Leionema diosmeum is a shrub species in the family Rutaceae that is endemic to southern New South Wales, Australia. It has an upright habit, stems with fine soft hairs, variable shaped leaves and yellow flowers from late winter to spring.

==Description==
Leionema diosmeum is a shrub to 2 m high with smooth branches, leaves usually needle-shaped or occasionally oval to lance shaped,0.4-2 cm long, 1-4 mm wide, rounded apex, upper surface smooth or covered in soft thin individual hairs or rarely fine rough hairs, lower surface with coarse star-shaped hairs.

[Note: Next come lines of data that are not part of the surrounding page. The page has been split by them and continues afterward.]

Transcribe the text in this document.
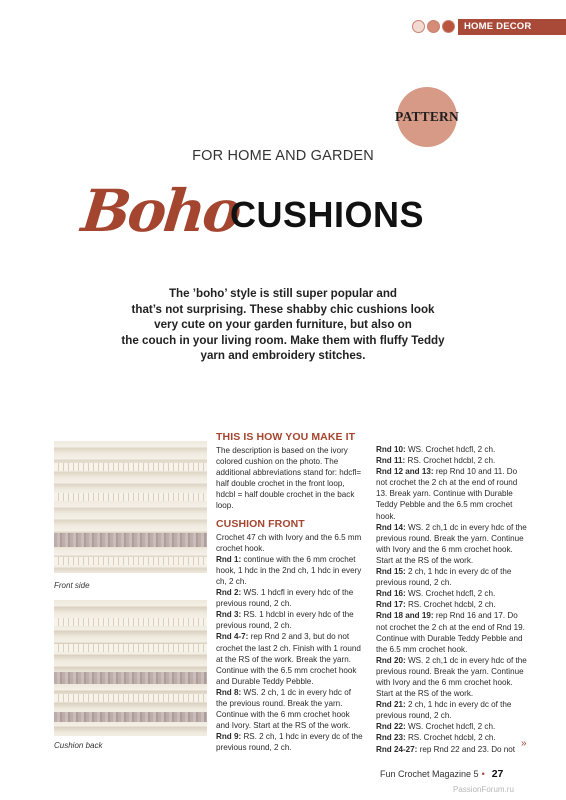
HOME DECOR
PATTERN
FOR HOME AND GARDEN
Boho
CUSHIONS
The ’boho’ style is still super popular and
that’s not surprising. These shabby chic cushions look
very cute on your garden furniture, but also on
the couch in your living room. Make them with fluffy Teddy
yarn and embroidery stitches.
Front side
Cushion back
THIS IS HOW YOU MAKE IT

The description is based on the ivory colored cushion on the photo. The additional abbreviations stand for: hdcfl= half double crochet in the front loop, hdcbl = half double crochet in the back loop.

CUSHION FRONT

Crochet 47 ch with Ivory and the 6.5 mm crochet hook.

Rnd 1: continue with the 6 mm crochet hook, 1 hdc in the 2nd ch, 1 hdc in every ch, 2 ch.

Rnd 2: WS. 1 hdcfl in every hdc of the previous round, 2 ch.

Rnd 3: RS. 1 hdcbl in every hdc of the previous round, 2 ch.

Rnd 4-7: rep Rnd 2 and 3, but do not crochet the last 2 ch. Finish with 1 round at the RS of the work. Break the yarn. Continue with the 6.5 mm crochet hook and Durable Teddy Pebble.

Rnd 8: WS. 2 ch, 1 dc in every hdc of the previous round. Break the yarn. Continue with the 6 mm crochet hook and Ivory. Start at the RS of the work.

Rnd 9: RS. 2 ch, 1 hdc in every dc of the previous round, 2 ch.

Rnd 10: WS. Crochet hdcfl, 2 ch.

Rnd 11: RS. Crochet hdcbl, 2 ch.

Rnd 12 and 13: rep Rnd 10 and 11. Do not crochet the 2 ch at the end of round 13. Break yarn. Continue with Durable Teddy Pebble and the 6.5 mm crochet hook.

Rnd 14: WS. 2 ch,1 dc in every hdc of the previous round. Break the yarn. Continue with Ivory and the 6 mm crochet hook. Start at the RS of the work.

Rnd 15: 2 ch, 1 hdc in every dc of the previous round, 2 ch.

Rnd 16: WS. Crochet hdcfl, 2 ch.

Rnd 17: RS. Crochet hdcbl, 2 ch.

Rnd 18 and 19: rep Rnd 16 and 17. Do not crochet the 2 ch at the end of Rnd 19. Continue with Durable Teddy Pebble and the 6.5 mm crochet hook.

Rnd 20: WS. 2 ch,1 dc in every hdc of the previous round. Break the yarn. Continue with Ivory and the 6 mm crochet hook. Start at the RS of the work.

Rnd 21: 2 ch, 1 hdc in every dc of the previous round, 2 ch.

Rnd 22: WS. Crochet hdcfl, 2 ch.

Rnd 23: RS. Crochet hdcbl, 2 ch.

Rnd 24-27: rep Rnd 22 and 23. Do not

»
Fun Crochet Magazine 5 • 27
PassionForum.ru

The inflorescence is a compact head at the end of branches, each flower in axils of linear bracts about 5 mm long on a thick pedicel 1-2 mm long, calyx is an inverted top shape and deeply lobed. The flower petals a creamish-yellow, light red on the outside toward apex, 4-7 mm long with occasional hairs tipped with glands. The fruit are upright, about 4 mm long with an angled beak. Bears clusters of yellow flowers in spring.

==Taxonomy==
Leionema diosmeum was first formally described by Paul G. Wilson and the description was published in Nuytsia.

==Distribution and habitat==
This species grows on sandstone in dry sclerophyll forest and heath south of the Royal National Park in New South Wales.